By Gulshan Luthra – The US Pacific Fleet Commander Talks About India During his Visit – According to Admiral Harry Harris Jr., Commander of the US Pacific Fleet (PACFLT), the US Navy has a Congressional mandate to keep 11 aircraft carriers, and six of these should be in the two oceans along with some 200 ships by 2020.
The first of the three new generation Gerald R Ford class aircraft carriers, will also be deployed by then although it will be stationed around the US coast.
The US Navy plans to have a total of 300 ships worldwide by 2020.
Notably, the four-star Admiral is due to be elevated shortly as Commander in Chief of the Pacific Command (PACOM).
Admiral Harris, who was in New Delhi to discuss Indo-US naval cooperation with Naval Chief Admiral Dhowan, observed that cooperation between India, US and other major powers like Japan and Australia was imperative for peace and stability in the Asia Pacific.
The US was looking forward to a pivotal role by India, he reminded by reiterating what former US Defense Secretary Leon Panetta had said in New Delhi in 2012 while elaborating the US Rebalancing strategy.
India, he had stressed then – while addressing the capital’s strategic community at the Institute for Defence Studies and Analyses (IDSA) – would have to play a key role in Indian Ocean’s stability.
Admiral Harris said that the US had no problem with Chinese ships visiting the Indian Ocean or elsewhere but China should not block ships from other countries visiting the free waters of South China Sea. Chinese actions like reclaiming land in the area were not acceptable.
Significantly, ASEAN countries, particularly maritime neighbors of China, have already condemned Chinese claims and assertions in this regard, although India has observed that border disputes should be mutually resolved between neighbors concerned.
As for the US, Adm Harris was categorical that the US does not recognize Chinese claims in South China Sea.
US ships and aircraft go wherever they have to, and all the time, he pointedly told India Strategic on the sidelines of an interaction at the National Maritime Foundation (NMF), the Indian Navy’s think tank March 3.
“China has a right to operate in the Indian Ocean as much as India has a right to operate in the South China Sea,” he said.
Admiral Harris observed that a strong, prosperous China that follows international norms would be good for the world.
But China’s lack of transparency in general and assertiveness create ripples of unacceptable discomfort.
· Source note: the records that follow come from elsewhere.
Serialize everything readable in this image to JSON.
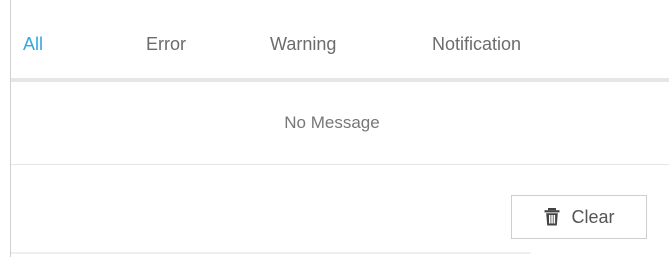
{
  "tabs": [
    {
      "label": "All"
    },
    {
      "label": "Error"
    },
    {
      "label": "Warning"
    },
    {
      "label": "Notification"
    }
  ],
  "messages": {
    "empty_text": "No Message"
  },
  "toolbar": {
    "clear_label": "Clear"
  },
  "colors": {
    "active_tab": "#35a7e0",
    "text": "#6c6c6c"
  },
  "icons": {
    "clear": "trash-icon"
  }
}
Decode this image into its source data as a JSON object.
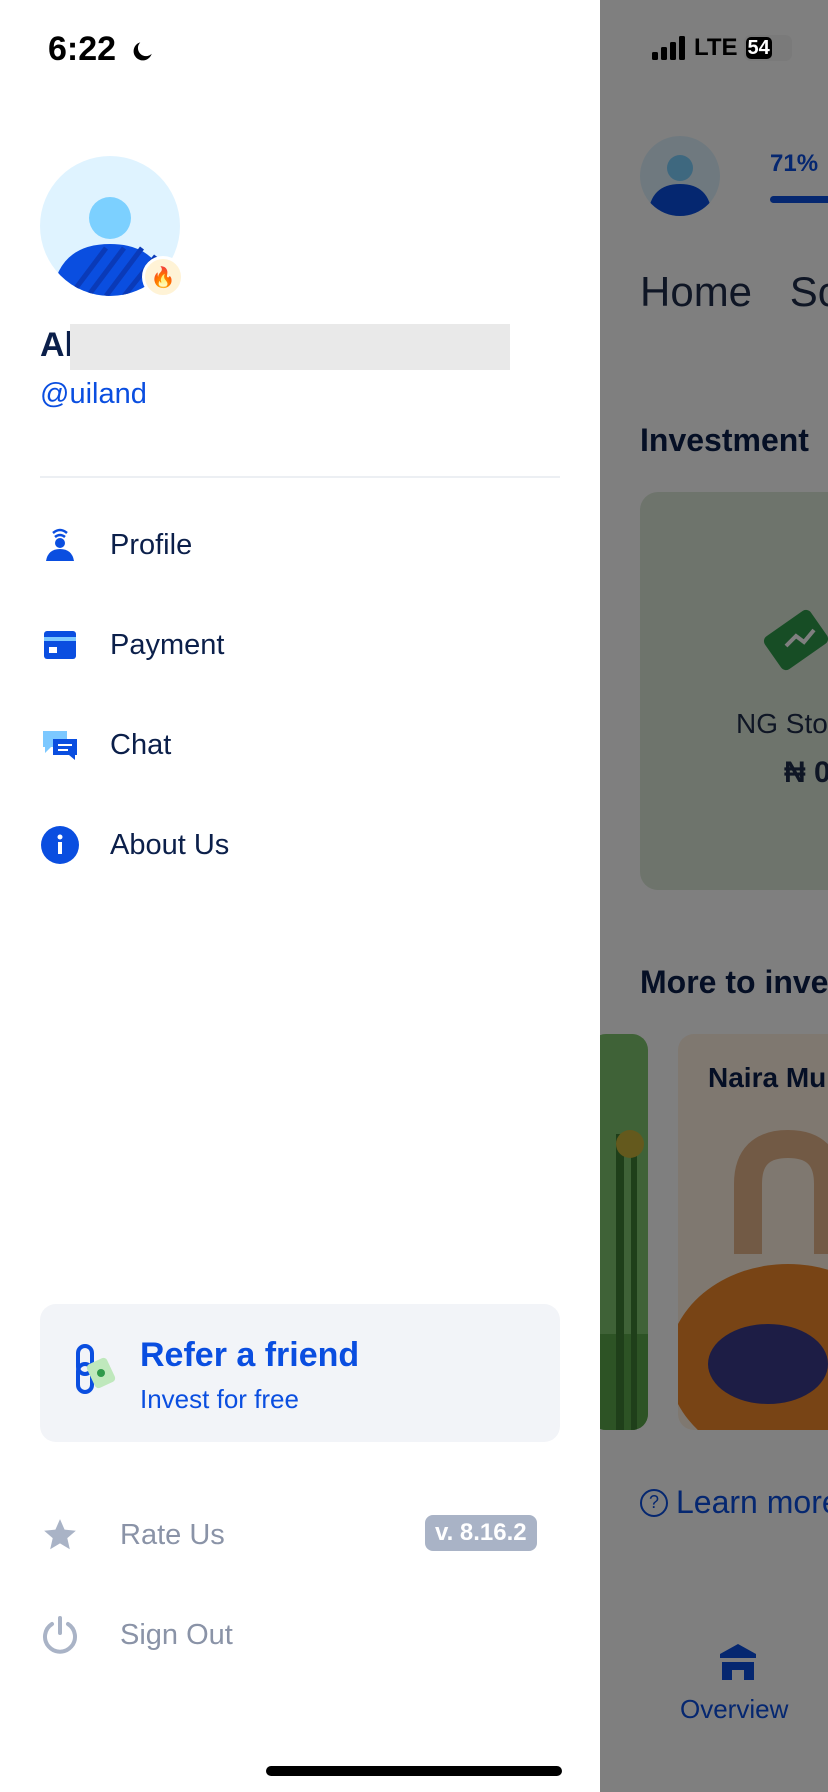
{
  "status_bar": {
    "time": "6:22",
    "network": "LTE",
    "battery": "54"
  },
  "drawer": {
    "user": {
      "name_visible": "Al",
      "handle": "@uiland"
    },
    "menu": [
      {
        "label": "Profile",
        "icon": "profile-icon"
      },
      {
        "label": "Payment",
        "icon": "card-icon"
      },
      {
        "label": "Chat",
        "icon": "chat-icon"
      },
      {
        "label": "About Us",
        "icon": "info-icon"
      }
    ],
    "refer": {
      "title": "Refer a friend",
      "subtitle": "Invest for free"
    },
    "footer": {
      "rate_label": "Rate Us",
      "version": "v. 8.16.2",
      "signout_label": "Sign Out"
    }
  },
  "background_app": {
    "progress_text": "71%",
    "tabs": [
      "Home",
      "Sc"
    ],
    "section1": "Investment",
    "card_label": "NG Sto",
    "card_value": "₦ 0",
    "section2": "More to inve",
    "tile_title": "Naira Mu",
    "learn_more": "Learn more",
    "nav_overview": "Overview"
  },
  "colors": {
    "accent": "#0a4ee0",
    "text_dark": "#0b1f4a",
    "muted": "#8a93a7"
  }
}
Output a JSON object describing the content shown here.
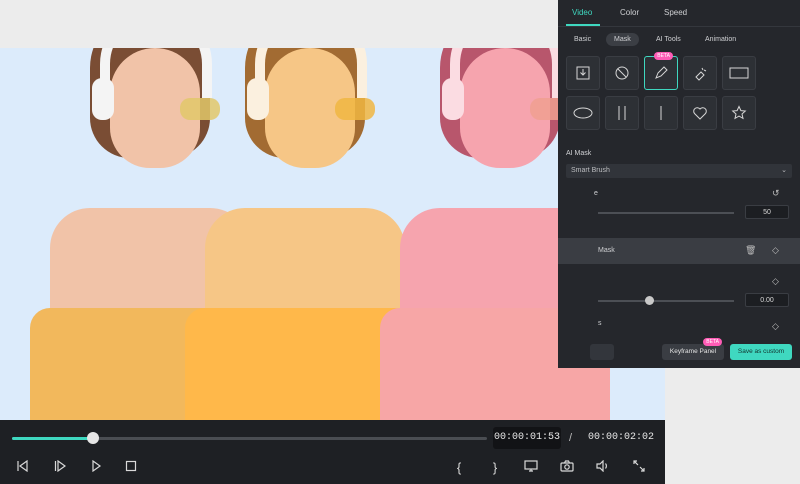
{
  "player": {
    "current_time": "00:00:01:53",
    "separator": "/",
    "total_time": "00:00:02:02",
    "progress": 0.17,
    "accent": "#3fd8c0"
  },
  "panel": {
    "tabs": [
      "Video",
      "Color",
      "Speed"
    ],
    "active_tab": "Video",
    "subtabs": [
      "Basic",
      "Mask",
      "AI Tools",
      "Animation"
    ],
    "active_subtab": "Mask",
    "beta_badge": "BETA",
    "ai_mask_label": "AI Mask",
    "smart_brush": "Smart Brush",
    "partial_label_1": "e",
    "value_1": "50",
    "mask_row_label": "Mask",
    "partial_label_2": "s",
    "value_2": "0.00",
    "keyframe_button": "Keyframe Panel",
    "keyframe_badge": "BETA",
    "save_button": "Save as custom"
  },
  "icons": {
    "tiles": [
      "import-icon",
      "no-mask-icon",
      "pen-icon",
      "ai-brush-icon",
      "rectangle-icon",
      "ellipse-icon",
      "double-line-icon",
      "single-line-icon",
      "heart-icon",
      "star-icon"
    ]
  }
}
As for Indo-US naval exercises, he said that the Defence Technology Transfer Initiative (DTTI) and other arrangements offered ample scope to grow.
The Malabar series of exercises had yielded positive results for both the US and Indian Navies, and it was time to expand and increase their levels by involving Japan and Australia.
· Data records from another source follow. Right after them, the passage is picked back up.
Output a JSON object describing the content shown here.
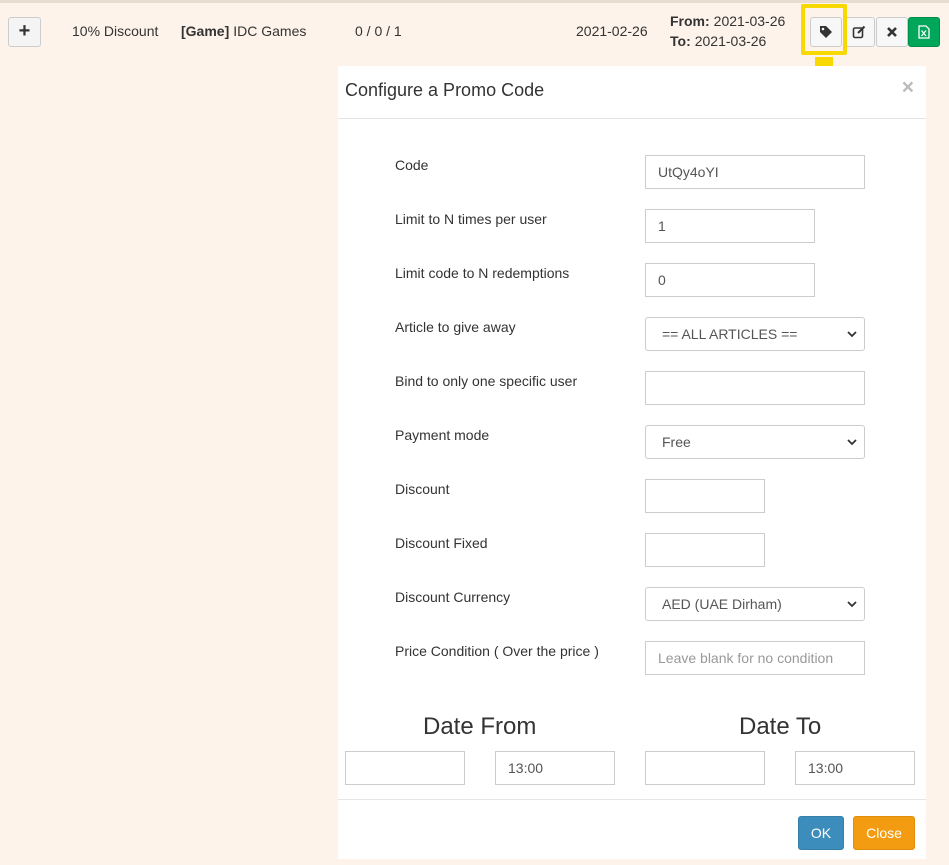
{
  "row": {
    "expand_label": "+",
    "name": "10% Discount",
    "game_tag": "[Game]",
    "game_name": "IDC Games",
    "counts": "0 / 0 / 1",
    "created_date": "2021-02-26",
    "from_label": "From:",
    "from_date": "2021-03-26",
    "to_label": "To:",
    "to_date": "2021-03-26",
    "actions": [
      "tag-icon",
      "edit-icon",
      "delete-icon",
      "excel-icon"
    ],
    "highlight_color": "#f7d800"
  },
  "modal": {
    "title": "Configure a Promo Code",
    "close_label": "×",
    "fields": {
      "code_label": "Code",
      "code_value": "UtQy4oYI",
      "limit_user_label": "Limit to N times per user",
      "limit_user_value": "1",
      "limit_redemptions_label": "Limit code to N redemptions",
      "limit_redemptions_value": "0",
      "article_label": "Article to give away",
      "article_value": "== ALL ARTICLES ==",
      "bind_user_label": "Bind to only one specific user",
      "bind_user_value": "",
      "payment_mode_label": "Payment mode",
      "payment_mode_value": "Free",
      "discount_label": "Discount",
      "discount_value": "",
      "discount_fixed_label": "Discount Fixed",
      "discount_fixed_value": "",
      "discount_currency_label": "Discount Currency",
      "discount_currency_value": "AED (UAE Dirham)",
      "price_condition_label": "Price Condition ( Over the price )",
      "price_condition_placeholder": "Leave blank for no condition"
    },
    "date_from_heading": "Date From",
    "date_from_value": "",
    "date_from_time": "13:00",
    "date_to_heading": "Date To",
    "date_to_value": "",
    "date_to_time": "13:00",
    "ok_label": "OK",
    "close_button_label": "Close"
  }
}
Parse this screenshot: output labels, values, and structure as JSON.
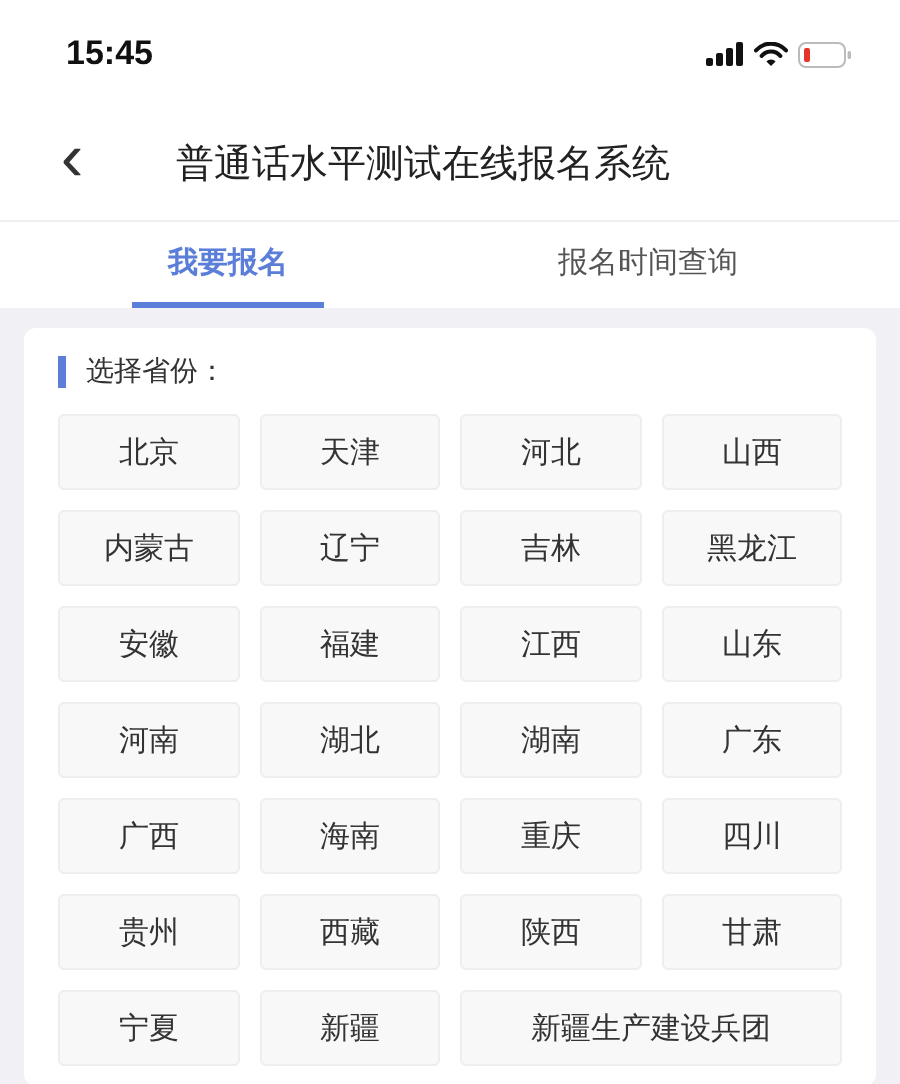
{
  "status_bar": {
    "time": "15:45"
  },
  "header": {
    "back": "‹",
    "title": "普通话水平测试在线报名系统"
  },
  "tabs": [
    {
      "label": "我要报名",
      "selected": true
    },
    {
      "label": "报名时间查询",
      "selected": false
    }
  ],
  "section": {
    "heading": "选择省份："
  },
  "provinces": [
    {
      "name": "北京",
      "kind": "normal"
    },
    {
      "name": "天津",
      "kind": "normal"
    },
    {
      "name": "河北",
      "kind": "normal"
    },
    {
      "name": "山西",
      "kind": "normal"
    },
    {
      "name": "内蒙古",
      "kind": "normal"
    },
    {
      "name": "辽宁",
      "kind": "normal"
    },
    {
      "name": "吉林",
      "kind": "normal"
    },
    {
      "name": "黑龙江",
      "kind": "normal"
    },
    {
      "name": "安徽",
      "kind": "normal"
    },
    {
      "name": "福建",
      "kind": "normal"
    },
    {
      "name": "江西",
      "kind": "normal"
    },
    {
      "name": "山东",
      "kind": "normal"
    },
    {
      "name": "河南",
      "kind": "normal"
    },
    {
      "name": "湖北",
      "kind": "normal"
    },
    {
      "name": "湖南",
      "kind": "normal"
    },
    {
      "name": "广东",
      "kind": "normal"
    },
    {
      "name": "广西",
      "kind": "normal"
    },
    {
      "name": "海南",
      "kind": "normal"
    },
    {
      "name": "重庆",
      "kind": "normal"
    },
    {
      "name": "四川",
      "kind": "normal"
    },
    {
      "name": "贵州",
      "kind": "normal"
    },
    {
      "name": "西藏",
      "kind": "normal"
    },
    {
      "name": "陕西",
      "kind": "normal"
    },
    {
      "name": "甘肃",
      "kind": "normal"
    },
    {
      "name": "宁夏",
      "kind": "normal"
    },
    {
      "name": "新疆",
      "kind": "normal"
    },
    {
      "name": "新疆生产建设兵团",
      "kind": "wide"
    }
  ]
}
There were still some unresolved issues like Logistics Support Agreement (LSA) and Communications Interoperability and Security Memorandum of Agreement (CISMOA) but given the increasing diplomatic proximity at the highest levels, military interaction between India and the US is bound to grow, the Admiral said.
The two countries also hold Army and Air Force exercises periodically.
Notably, according to a US Navy statement, it has had its presence in the two oceans for a century and a half.
The Admiral’s statement made it clear that an assertive and a non-transparent China is not going to make the US Navy shy away, notwithstanding the rapidly growing Chinese naval presence in both the Pacific and Indian Oceans.
According to some estimates, China could have about 70 nuclear and diesel attack submarines in the Asia Pacific over the next few years, and some 20 or 30 more supplied by it to friendly countries like Pakistan under cooperative or proxy arrangements.
The Admiral declined to answer a question on the importance of China’s presence in Pakistan’s Gwadar port near the strategic Strait of Hormuz.
Notably, the Admiral had told the US Congress in a recent briefing over his new appointment that an assertive China will be a major threat in the Asia-Pacific region.
“China’s rise as a regional military and global economic power, and in particular, its rapid military modernization and assertive behavior toward regional neighbors present opportunities and challenges that must be managed effectively. This is our most enduring challenge.”
In a light-hearted remark, the Admiral told newsmen that his area of responsibility to maintain peace and stability extended from waters off Hollywood US West Coast) to Bollywood (India’s west Coast).
It is worth recalling here the official position of the US Government on global maritime presence as stated by Secretary Navy in the Pentagon, Mr Ray Mabus:
America’s Sea Services – the U.S. Navy, Marine Corps, and Coast Guard – uniquely provide presence around the globe. During peacetime and times of conflict, across the full spectrum – from supporting an ally with humanitarian assistance or disaster relief to deterring or defeating an adversary in kinetic action….
This (necessarily) has affirmed our focus on providing presence around the world in order to ensure stability, build on our relationships with allies and partners, prevent wars, and provide our Nation’s leaders with options in times of crisis. It has confirmed our continued commitment to maintain the combat power necessary to deter potential adversaries and to fight and win when required.”